Basically I'm trying to scrub a site (yunfile.com) to gather file names and download links - everything would be fine except I CANNOT read the file names.

Here's an example link: http://page3.dfpan.com/file/syg65488/0141cd27 The problem I'm having is with the file name line where it says Downloading:

HTML file text reads: ¡£¢¢£¥£¢½ãòá碽áòá

In Firefox the same text reads: 20110601.part1.rar

Is there a program and a command I can run to convert these HTML files?

Any suggestions would be greatly appreciated.

1 Answers1

2

This isn't an encoding problem. What's happening is that the server returns HTML with the file names mangled, and there's a bit of Javascript to unmangle them.

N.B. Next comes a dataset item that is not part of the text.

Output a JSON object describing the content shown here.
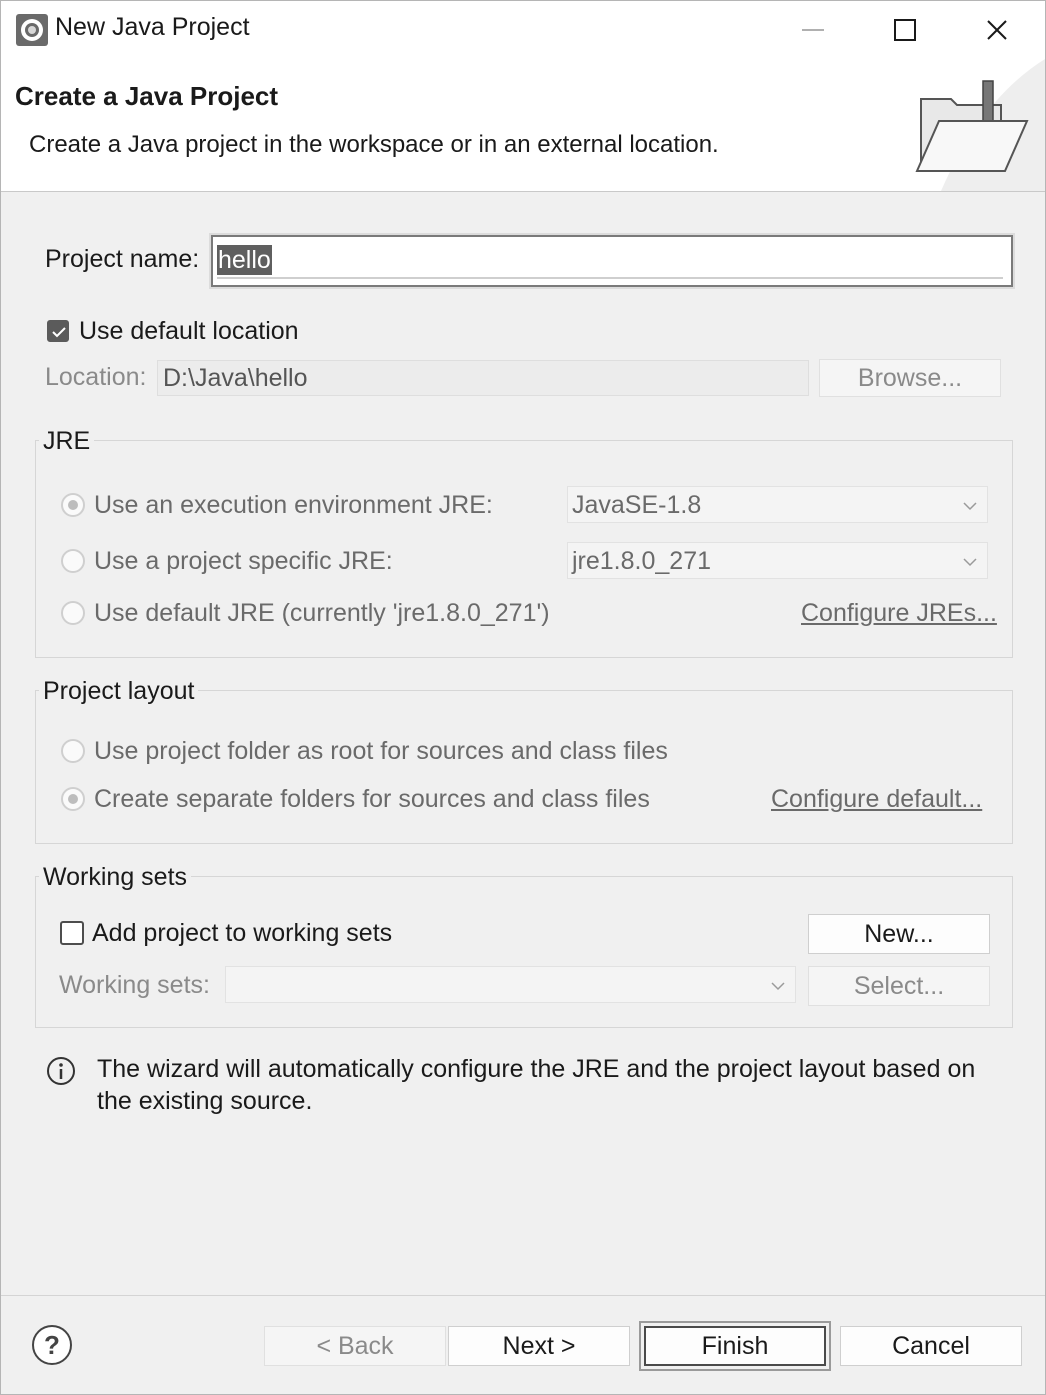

Fortunately the mangling is performed by Javascript that isn't hidden or obfuscated, so it's easy to undo it. The JS code is

function codeAndEncode(_key,_str){
     var keyUnicodeSum=0;
     var codedStr = "";
     for( j = 0; j<_key.length; j++ ){
          keyUnicodeSum += _key.charCodeAt( j );
     }
     for( i = 0; i<_str.length; i++ )
     {
          var _strXOR = _str.charCodeAt(i) ^ keyUnicodeSum;
          codedStr += String.fromCharCode( _strXOR );
     }
     return codedStr;
}

var filename = codeAndEncode("111", "ëúòüýúòý¡£¢¢£¥£¢½ãòá碽áòá");

That's pretty simple: calculate a value and xor it with each character of the string. The mangling and unmangling operation are the same. You can translate this into whatever language you're using for your scraper. For example, here's some Perl code that undoes the mangling:

$ perl -CA -l -we 'my $sum = 0; $sum += ord foreach split //, $ARGV[0]; print $ARGV[1] ^ (chr($sum) x length($ARGV[1]))' 111 "ëúòüýúòý¡£¢¢£¥£¢½ãòá碽áòá"
xiaonian20110601.part1.rar

The mangler uses the DOM accesses document.getElementById("file_show_filename") and document.getElementById("file_down_filename") to identify the nodes in the HTML tree that needs to be unmangled. You can adapt that too to whatever HTML parser your scraper uses.

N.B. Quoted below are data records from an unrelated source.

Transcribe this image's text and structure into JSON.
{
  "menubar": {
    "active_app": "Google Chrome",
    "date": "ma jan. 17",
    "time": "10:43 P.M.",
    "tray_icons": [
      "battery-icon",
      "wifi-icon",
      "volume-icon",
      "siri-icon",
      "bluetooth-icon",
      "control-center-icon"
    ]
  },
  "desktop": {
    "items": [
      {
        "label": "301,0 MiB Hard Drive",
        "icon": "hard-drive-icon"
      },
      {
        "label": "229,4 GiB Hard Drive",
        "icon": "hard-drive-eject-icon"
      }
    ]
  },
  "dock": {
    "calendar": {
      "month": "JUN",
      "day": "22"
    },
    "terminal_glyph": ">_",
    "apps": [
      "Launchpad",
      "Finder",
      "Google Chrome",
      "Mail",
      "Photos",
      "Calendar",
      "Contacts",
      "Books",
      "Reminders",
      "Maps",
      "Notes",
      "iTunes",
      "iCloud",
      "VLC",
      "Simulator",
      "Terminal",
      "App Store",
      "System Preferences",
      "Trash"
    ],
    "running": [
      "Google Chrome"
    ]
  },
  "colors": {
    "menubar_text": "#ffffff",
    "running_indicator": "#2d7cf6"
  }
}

The aim of mangling the file names is to make scraping more difficult, so it's likely that the site administrators will make the mangling harder to reproduce over time. If you want to keep the mangled file names no matter what tricks the site pulls, you can run Firefox in an automated environment. See Are there any good tools besides SeleniumRC that can fetch webpages including content post-painted by JavaScript? and How can I run Firefox on Linux headlessly (i.e. without requiring libgtk-x11-2.0.so.0)?